Shoe Construction

Contact Construction - OK

The cheapest, fastest, and most common construction method used today. Once the upper is shaped and completed around the last, the sole is attached withsome sort of glue and sometimes a false welt is used.

Pros – Cheapest and quickest way to make a shoe. 

Cons –  Contact construction is a cheap, quick way of attaching a sole, affecting the durability of the connection between the upper and the sole. Most shoes made this way shouldn't be resoled. Once the upper begins to separate from the sole or the sole itself sometimes it is almost impossible to reatatch the sole. If you ever left your shoe in the trunk of your car on a hot summer day you know what I'm talking about.

Blake Stitching - Good

Of the 3 construction methods, The blake stitch is the simplest and most common. Impossible to do by hand because it is stiched from the inside through to the outsole. Most of the shoes being produced today that are stitched are constructed this way.

 

Pros – Much simpler construction than a goodyear welt, it is also less expensive. Blake stitching is also superior for driving loafers and mocasians. Because there are no exterior stitches, the outsole can be cut extremely close to the uppers. Because it has fewer layers than a goodyear welt, a blake-welted sole is more flexible.
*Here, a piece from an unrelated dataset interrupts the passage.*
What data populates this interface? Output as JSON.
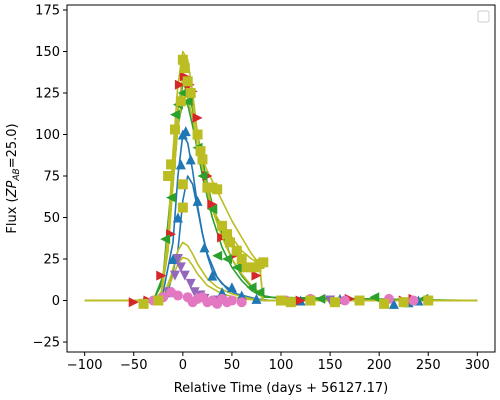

Cons – Most shoe repair shops can not repair your blake stitched shoe correctly, it needs a specific machine to do correctly – We are the only shop in the area with such a machine in some cases it is more expensive than resoling with a goodyear welt. Less layers make it less water resistant. Water can wick up through the stitch holes and sole and begin to enter the footbed more quickly and easily. Some people complain about irritation at the bottom of their feet because of the interior stitching.

Goodyear Welting - BEST

Goodyear welting is the oldest, most labor intensive, and most durable of the three methods of construction. It can be done by machine or by hand and involves multiple steps. We have been repairing the same pair of goodyear welted shoes and boots for 20+ years which makes them the longest lasting and best choice.

 

Pros – LONG LASTING! The two-level stitching makes it incredibly easy to resole a goodyear welted shoe. Because the welt acts as a buffer between the insole and the outsole, removing the old sole and attaching a new one can be done  by hand and without a specific machine. The extra layers make the shoe more water resistant and supportive. 

Cons – A goodyear welted shoe is more expensive and not as flexible.